Despite the failure of that project to get off the ground, there are daily-fee courses in Southern California that pick up incremental revenue of $10,000 to $20,000 and more, during the otherwise slow winter months, by catering to groups of Korean youth and young adults. These golfers, guided by a group leader, descend on the region for stays of eight to 10 weeks and play golf every morning then practice on the range in the afternoon. At least two facilities in the San Diego suburb of Chula Vista are benefitting from this trend: Salt Creek Golf Club and Eastlake Country Club. According to Albert Jauregui, group sales manager at Eastlake, a corps of 30 Koreans age 13 to 22, all of them skilled players, recently came in on a negotiated two-month membership. They were on-property Monday through Friday, playing 18 then hitting balls for hours after their rounds.

“They took the early tee times our regulars aren’t keen on in January and February because it can be cold at that hour,” says Jauregui. “Those times would have mostly gone unsold.”

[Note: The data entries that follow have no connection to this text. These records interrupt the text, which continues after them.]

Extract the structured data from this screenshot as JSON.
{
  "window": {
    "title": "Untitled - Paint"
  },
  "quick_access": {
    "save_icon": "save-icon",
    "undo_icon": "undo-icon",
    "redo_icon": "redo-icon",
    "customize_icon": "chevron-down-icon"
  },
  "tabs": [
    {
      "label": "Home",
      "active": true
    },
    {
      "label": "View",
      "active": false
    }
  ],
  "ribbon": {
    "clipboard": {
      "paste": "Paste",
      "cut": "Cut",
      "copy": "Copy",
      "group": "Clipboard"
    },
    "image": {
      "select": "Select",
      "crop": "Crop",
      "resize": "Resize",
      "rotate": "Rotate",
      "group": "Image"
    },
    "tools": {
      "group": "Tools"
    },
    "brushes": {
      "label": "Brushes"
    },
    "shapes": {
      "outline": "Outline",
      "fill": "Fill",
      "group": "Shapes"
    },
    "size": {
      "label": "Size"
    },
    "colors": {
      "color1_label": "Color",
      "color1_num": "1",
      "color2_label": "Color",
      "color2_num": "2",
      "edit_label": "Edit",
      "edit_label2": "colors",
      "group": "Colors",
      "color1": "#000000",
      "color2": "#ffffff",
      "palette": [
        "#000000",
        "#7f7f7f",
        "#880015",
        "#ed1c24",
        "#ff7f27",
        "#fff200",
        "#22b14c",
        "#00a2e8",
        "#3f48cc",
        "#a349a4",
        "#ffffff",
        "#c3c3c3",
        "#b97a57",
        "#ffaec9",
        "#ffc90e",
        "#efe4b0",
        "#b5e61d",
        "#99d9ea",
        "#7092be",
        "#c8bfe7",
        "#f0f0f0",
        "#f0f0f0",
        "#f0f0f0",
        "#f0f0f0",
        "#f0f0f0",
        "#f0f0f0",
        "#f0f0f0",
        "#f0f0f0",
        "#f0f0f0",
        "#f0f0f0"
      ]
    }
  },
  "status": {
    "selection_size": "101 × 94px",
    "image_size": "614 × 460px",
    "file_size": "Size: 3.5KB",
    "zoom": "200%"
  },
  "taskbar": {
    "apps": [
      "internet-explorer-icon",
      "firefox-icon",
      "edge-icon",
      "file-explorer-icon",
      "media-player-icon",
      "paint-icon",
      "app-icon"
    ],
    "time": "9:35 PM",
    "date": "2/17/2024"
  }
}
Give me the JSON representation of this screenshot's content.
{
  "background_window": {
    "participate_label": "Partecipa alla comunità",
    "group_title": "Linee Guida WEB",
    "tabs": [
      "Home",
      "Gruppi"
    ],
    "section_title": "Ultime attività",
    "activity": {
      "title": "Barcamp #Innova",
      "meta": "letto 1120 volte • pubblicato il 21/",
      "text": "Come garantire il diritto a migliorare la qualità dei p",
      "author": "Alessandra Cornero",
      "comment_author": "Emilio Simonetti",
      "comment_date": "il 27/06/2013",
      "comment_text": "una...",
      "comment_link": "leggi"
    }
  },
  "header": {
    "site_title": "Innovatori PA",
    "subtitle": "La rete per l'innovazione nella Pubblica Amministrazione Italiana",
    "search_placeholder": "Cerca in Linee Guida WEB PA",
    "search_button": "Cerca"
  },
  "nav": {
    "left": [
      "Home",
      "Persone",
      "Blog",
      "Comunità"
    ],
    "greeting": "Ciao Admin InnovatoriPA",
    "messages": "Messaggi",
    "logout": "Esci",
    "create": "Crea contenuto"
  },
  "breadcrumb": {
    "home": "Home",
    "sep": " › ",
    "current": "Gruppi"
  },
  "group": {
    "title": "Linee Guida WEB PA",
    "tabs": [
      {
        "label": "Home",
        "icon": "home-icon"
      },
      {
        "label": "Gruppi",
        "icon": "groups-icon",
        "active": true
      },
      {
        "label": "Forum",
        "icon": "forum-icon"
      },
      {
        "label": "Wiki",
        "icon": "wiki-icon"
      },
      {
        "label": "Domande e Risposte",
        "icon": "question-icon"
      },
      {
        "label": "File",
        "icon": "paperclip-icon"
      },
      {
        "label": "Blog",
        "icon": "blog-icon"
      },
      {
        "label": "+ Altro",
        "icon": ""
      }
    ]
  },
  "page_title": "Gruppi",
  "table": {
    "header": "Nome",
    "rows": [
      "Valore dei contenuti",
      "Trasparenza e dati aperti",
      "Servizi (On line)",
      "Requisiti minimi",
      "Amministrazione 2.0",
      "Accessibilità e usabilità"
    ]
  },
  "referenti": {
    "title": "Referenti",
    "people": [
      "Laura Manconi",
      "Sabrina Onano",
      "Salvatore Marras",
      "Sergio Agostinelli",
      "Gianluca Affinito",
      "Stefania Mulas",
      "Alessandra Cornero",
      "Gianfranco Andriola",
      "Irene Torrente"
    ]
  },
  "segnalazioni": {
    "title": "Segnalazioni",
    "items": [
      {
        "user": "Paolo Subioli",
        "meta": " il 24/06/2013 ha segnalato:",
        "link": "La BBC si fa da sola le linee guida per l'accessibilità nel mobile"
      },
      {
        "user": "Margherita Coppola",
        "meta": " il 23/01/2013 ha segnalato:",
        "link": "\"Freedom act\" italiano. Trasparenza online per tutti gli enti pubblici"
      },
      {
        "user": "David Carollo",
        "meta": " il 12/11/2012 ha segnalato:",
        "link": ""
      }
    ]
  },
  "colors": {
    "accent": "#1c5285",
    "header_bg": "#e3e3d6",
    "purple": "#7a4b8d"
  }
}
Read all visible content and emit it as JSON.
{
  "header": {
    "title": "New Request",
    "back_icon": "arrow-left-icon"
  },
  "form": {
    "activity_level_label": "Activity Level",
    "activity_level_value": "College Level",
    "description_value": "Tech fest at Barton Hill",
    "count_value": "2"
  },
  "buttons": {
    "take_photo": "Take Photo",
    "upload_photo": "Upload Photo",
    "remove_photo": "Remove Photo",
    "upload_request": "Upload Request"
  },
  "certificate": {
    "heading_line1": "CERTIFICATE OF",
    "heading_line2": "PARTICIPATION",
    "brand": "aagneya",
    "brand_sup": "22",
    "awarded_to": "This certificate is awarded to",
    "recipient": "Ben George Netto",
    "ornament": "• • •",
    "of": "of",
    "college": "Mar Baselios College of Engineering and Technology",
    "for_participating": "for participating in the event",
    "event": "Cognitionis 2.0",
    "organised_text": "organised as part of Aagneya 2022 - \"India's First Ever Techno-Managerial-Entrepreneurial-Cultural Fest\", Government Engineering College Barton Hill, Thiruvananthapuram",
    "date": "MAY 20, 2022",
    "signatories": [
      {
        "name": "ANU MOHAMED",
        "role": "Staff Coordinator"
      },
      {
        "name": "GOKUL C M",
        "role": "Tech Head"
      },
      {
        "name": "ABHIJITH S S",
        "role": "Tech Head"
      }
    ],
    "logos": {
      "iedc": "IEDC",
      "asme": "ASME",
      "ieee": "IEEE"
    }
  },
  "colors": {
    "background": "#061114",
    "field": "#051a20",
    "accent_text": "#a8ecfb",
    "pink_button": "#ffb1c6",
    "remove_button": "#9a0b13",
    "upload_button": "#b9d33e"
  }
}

An influx of 30 players making that much use of the facility calls upon management to stay alert and communicate well with the regular patrons, according to Jauregui, but it’s an adjustment he and his fellow staffers are able to make. At Salt Creek, general manager Armando Najera has five years’ experience with a similar cohort of young Korean players, the majority of whom are female and many of whom shoot under-par rounds routinely.

“We charged them a premium rate, $100 above our normal monthly membership of $300, so that even with just 12 players our revenue bump just for golf was just under $10,000,” Jauregui says. “And that doesn’t include food-and-beverage, which we did discount somewhat, but which still added up significantly.”

One strategic way to gain entry into this specialized market is to find a spot on your golf staff for a foreign-born and/or multi-lingual assistant. Spike Kelley, a PGA pro who’s owner and general manager of Goshen Plantation Golf Club in Augusta, Georgia, hired an assistant from Taiwan who speaks, among other languages, Mandarin Chinese. The clientele of Goshen Plantation, not surprisingly, includes foreign nationals from a dozen or more countries, who pilgrimage to the home of The Masters, peer at the hallowed club from outside its gates then look around for someplace to tee it up. A husband and wife from China did just that, and were warmly surprised that their native tongue was spoken in the golf shop. “It’s a safe bet,” jokes Kelley, “that my assistant and the visiting couple were the only people in Augusta speaking Mandarin Chinese that day.”

Travel to distant lands always produces surprises, many of them very welcome and pleasant, and that’s a major reason people journey afar. Golfers from around the world are traveling to the U.S. with greater enthusiasm than ever these days—you might surprise yourself at how well your business can benefit from this growing trend.

David Gould is a Massachusetts-based freelance writer and frequent contributor to Golf Business.